Local company helps develop laser to kill mosquitoes

SAN FRANCISCO

In just a fraction of second, a mosquito can be blasted out of the sky. And even in super slow motion, the speed of the kill is like something out of a video game. Technically speaking, that's not far off the mark.

Dan Vivoli is senior vice president with Santa Clara-based Nvidia. The company makes graphics processing units that power the intense 3D animation in today's video games, but he says the chips, known as GPU's now do much more.

"It's evolved into a parallel processer that's used in a variety of applications where you have to interpret information or simulate information or synthesize information," said Vivoli.

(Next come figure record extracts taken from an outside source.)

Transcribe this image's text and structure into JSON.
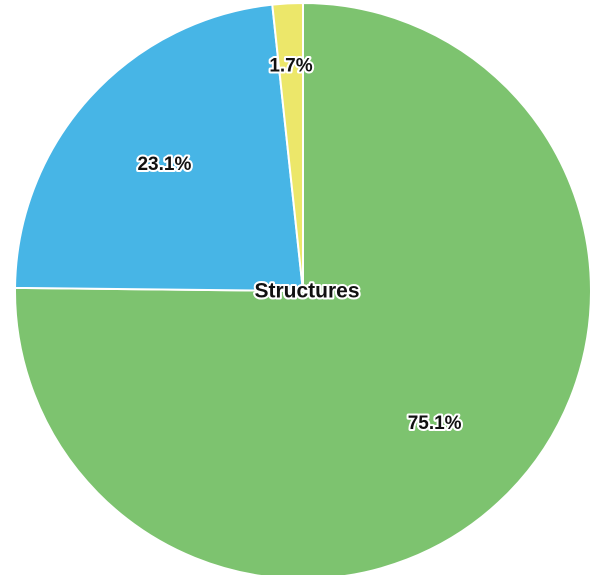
{
  "chart_data": {
    "type": "pie",
    "title": "Structures",
    "values": [
      75.1,
      23.1,
      1.7
    ],
    "value_labels": [
      "75.1%",
      "23.1%",
      "1.7%"
    ],
    "colors": [
      "#7dc36f",
      "#47b5e6",
      "#ece76a"
    ]
  }
}
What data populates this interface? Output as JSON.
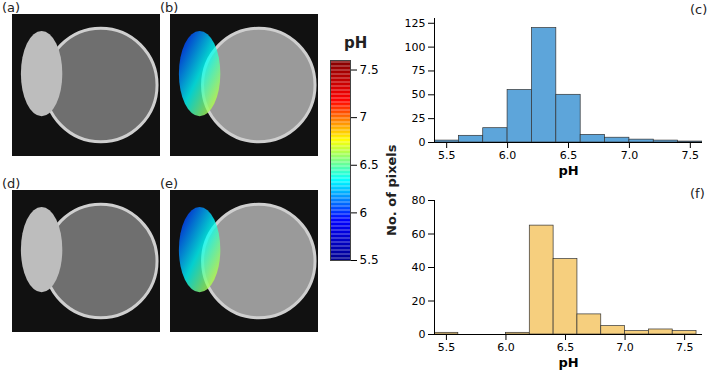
{
  "images": [
    {
      "label": "(a)"
    },
    {
      "label": "(b)",
      "overlay": true
    },
    {
      "label": "(d)"
    },
    {
      "label": "(e)",
      "overlay": true
    }
  ],
  "chart_data": [
    {
      "type": "histogram",
      "label": "(c)",
      "xlabel": "pH",
      "bins": [
        5.4,
        5.6,
        5.8,
        6.0,
        6.2,
        6.4,
        6.6,
        6.8,
        7.0,
        7.2,
        7.4,
        7.6
      ],
      "values": [
        2,
        7,
        15,
        55,
        120,
        50,
        8,
        5,
        3,
        2,
        1
      ],
      "color": "#5da5da",
      "xlim": [
        5.4,
        7.6
      ],
      "ylim": [
        0,
        130
      ],
      "xticks": [
        5.5,
        {
          "value": 6,
          "label": "6.0"
        },
        6.5,
        {
          "value": 7,
          "label": "7.0"
        },
        7.5
      ],
      "yticks": [
        0,
        25,
        50,
        75,
        100,
        125
      ]
    },
    {
      "type": "histogram",
      "label": "(f)",
      "xlabel": "pH",
      "ylabel": "No. of pixels",
      "bins": [
        5.4,
        5.6,
        5.8,
        6.0,
        6.2,
        6.4,
        6.6,
        6.8,
        7.0,
        7.2,
        7.4,
        7.6
      ],
      "values": [
        1,
        0,
        0,
        1,
        65,
        45,
        12,
        5,
        2,
        3,
        2
      ],
      "color": "#f6cf7e",
      "xlim": [
        5.4,
        7.65
      ],
      "ylim": [
        0,
        80
      ],
      "xticks": [
        5.5,
        {
          "value": 6,
          "label": "6.0"
        },
        6.5,
        {
          "value": 7,
          "label": "7.0"
        },
        7.5
      ],
      "yticks": [
        0,
        20,
        40,
        60,
        80
      ]
    },
    {
      "type": "colorbar",
      "title": "pH",
      "range": [
        5.5,
        7.6
      ],
      "ticks": [
        5.5,
        6,
        6.5,
        7,
        7.5
      ],
      "colors": [
        "#00008f",
        "#0000ff",
        "#00ffff",
        "#ffff00",
        "#ff0000",
        "#800000"
      ]
    }
  ]
}
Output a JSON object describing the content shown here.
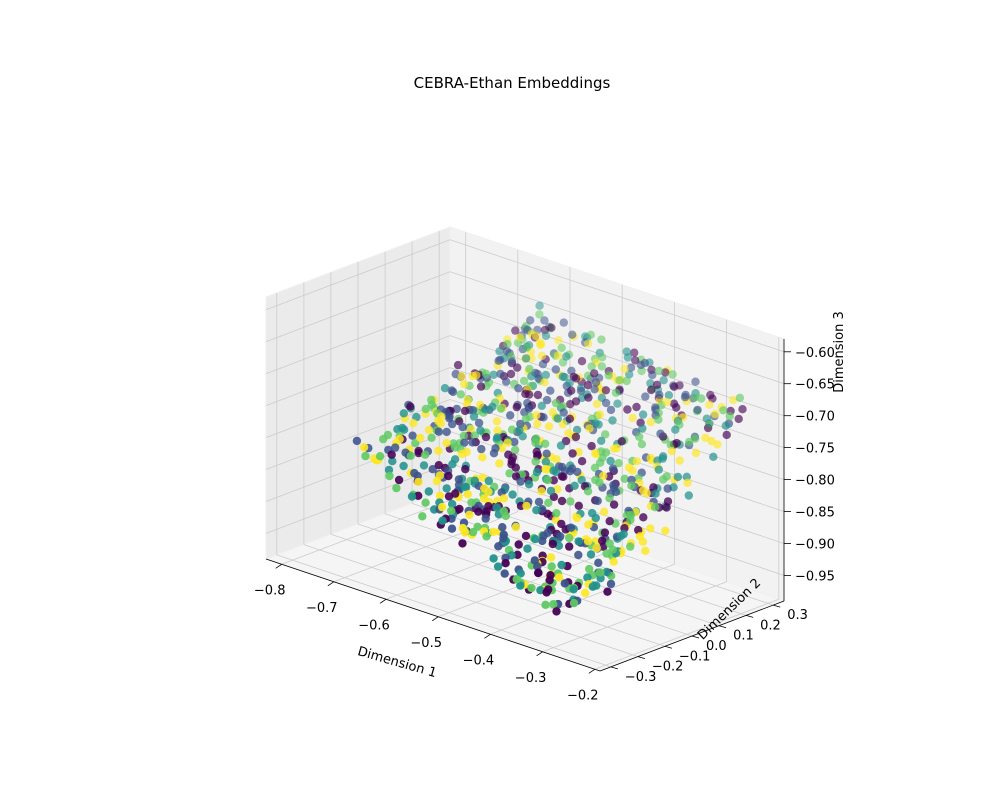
{
  "chart_data": {
    "type": "scatter",
    "title": "CEBRA-Ethan Embeddings",
    "xlabel": "Dimension 1",
    "ylabel": "Dimension 2",
    "zlabel": "Dimension 3",
    "xlim": [
      -0.83,
      -0.19
    ],
    "ylim": [
      -0.34,
      0.34
    ],
    "zlim": [
      -0.99,
      -0.58
    ],
    "xticks": [
      "−0.8",
      "−0.7",
      "−0.6",
      "−0.5",
      "−0.4",
      "−0.3",
      "−0.2"
    ],
    "yticks": [
      "−0.3",
      "−0.2",
      "−0.1",
      "0.0",
      "0.1",
      "0.2",
      "0.3"
    ],
    "zticks": [
      "−0.60",
      "−0.65",
      "−0.70",
      "−0.75",
      "−0.80",
      "−0.85",
      "−0.90",
      "−0.95"
    ],
    "colormap": [
      "#440154",
      "#3b528b",
      "#21918c",
      "#5ec962",
      "#fde725"
    ],
    "point_count": 900,
    "manifold": {
      "description": "3D scatter of embedding points forming a curved sheet",
      "x_range": [
        -0.8,
        -0.22
      ],
      "y_range": [
        -0.3,
        0.3
      ],
      "z_range": [
        -0.97,
        -0.6
      ]
    },
    "grid": true,
    "legend": "none"
  }
}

Those applications are used in everything from 3D imaging for hospitals to facial recognition for Homeland Security. And now a research company called Intellectual Ventures, funded in part by Microsoft founder Bill Gates, also turned to the GPU, to help power a laser beam system to kill mosquitoes.

"You have to recognize that it's a mosquito, versus all of the other bugs that might be flying around, recognize that it's a female mosquito, and then shoot it down. That recognition of trying to find that mosquito while it's flying around is done on the GPU," said Vivoli.

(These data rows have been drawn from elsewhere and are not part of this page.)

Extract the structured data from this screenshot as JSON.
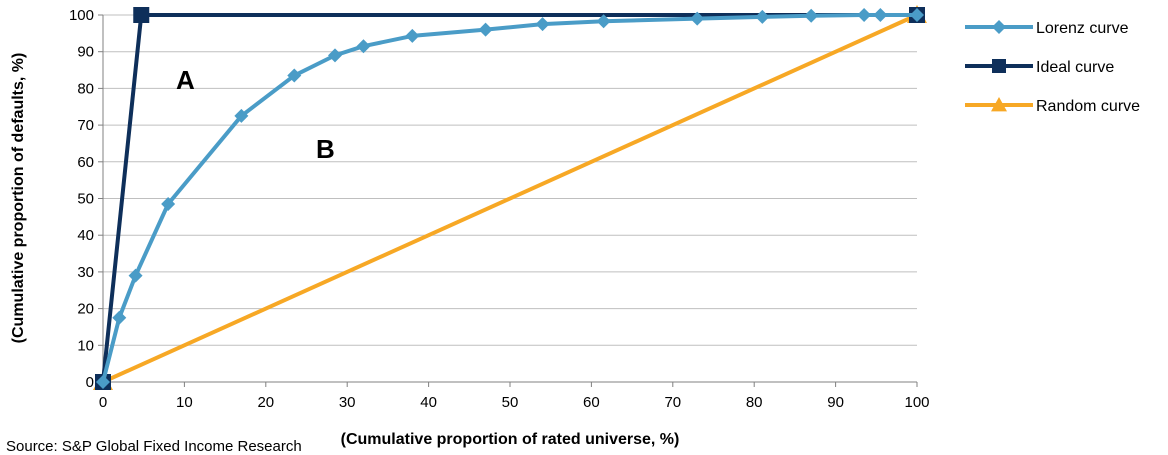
{
  "chart_data": {
    "type": "line",
    "xlabel": "(Cumulative proportion of rated universe, %)",
    "ylabel": "(Cumulative proportion of defaults, %)",
    "xlim": [
      0,
      100
    ],
    "ylim": [
      0,
      100
    ],
    "xticks": [
      0,
      10,
      20,
      30,
      40,
      50,
      60,
      70,
      80,
      90,
      100
    ],
    "yticks": [
      0,
      10,
      20,
      30,
      40,
      50,
      60,
      70,
      80,
      90,
      100
    ],
    "grid": "horizontal",
    "legend_position": "right",
    "annotations": [
      "A",
      "B"
    ],
    "source_note": "Source: S&P Global Fixed Income Research",
    "series": [
      {
        "name": "Lorenz curve",
        "color": "#4a9cc7",
        "marker": "diamond",
        "x": [
          0,
          2,
          4,
          8,
          17,
          23.5,
          28.5,
          32,
          38,
          47,
          54,
          61.5,
          73,
          81,
          87,
          93.5,
          95.5,
          100
        ],
        "y": [
          0,
          17.5,
          29,
          48.5,
          72.5,
          83.5,
          89,
          91.5,
          94.3,
          96,
          97.5,
          98.3,
          99,
          99.5,
          99.8,
          100,
          100,
          100
        ]
      },
      {
        "name": "Ideal curve",
        "color": "#0e2f5a",
        "marker": "square",
        "x": [
          0,
          4.7,
          100
        ],
        "y": [
          0,
          100,
          100
        ]
      },
      {
        "name": "Random curve",
        "color": "#f7a825",
        "marker": "triangle",
        "x": [
          0,
          100
        ],
        "y": [
          0,
          100
        ]
      }
    ]
  }
}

The result was a so-called laser fence, designed to protect homes or possibly entire villages from mosquitoes. If "Star Wars"-like technology seems like overkill, consider that the real enemy is malaria.

"Their trying to get rid of it completely," said Sir Richard Feachem.

Feachem is the director of global health sciences at UCSF and involved in the world wide war on malaria. While he doesn't have direct knowledge of the laser device, he says malaria is still taking a staggering toll.

"Malaria is killing 1 million people every year and most are children and most of them live in Africa," said Feachem.

Current strategies using pesticides and specialized bed nets have helped control malaria in many areas, but it is still present in 99 countries.

While even the inventors admit the laser system wouldn't be a complete solution, they're currently working to make it cheaper and easier to deploy in the third world. Ultimately they hope to partner with a company willing to mass produce the technology for use worldwide, taking the make believe violence of the gaming world to a real-world enemy.

Intellectual Ventures believes early versions of the mosquito fence could be mass produced and sold for as little as $50.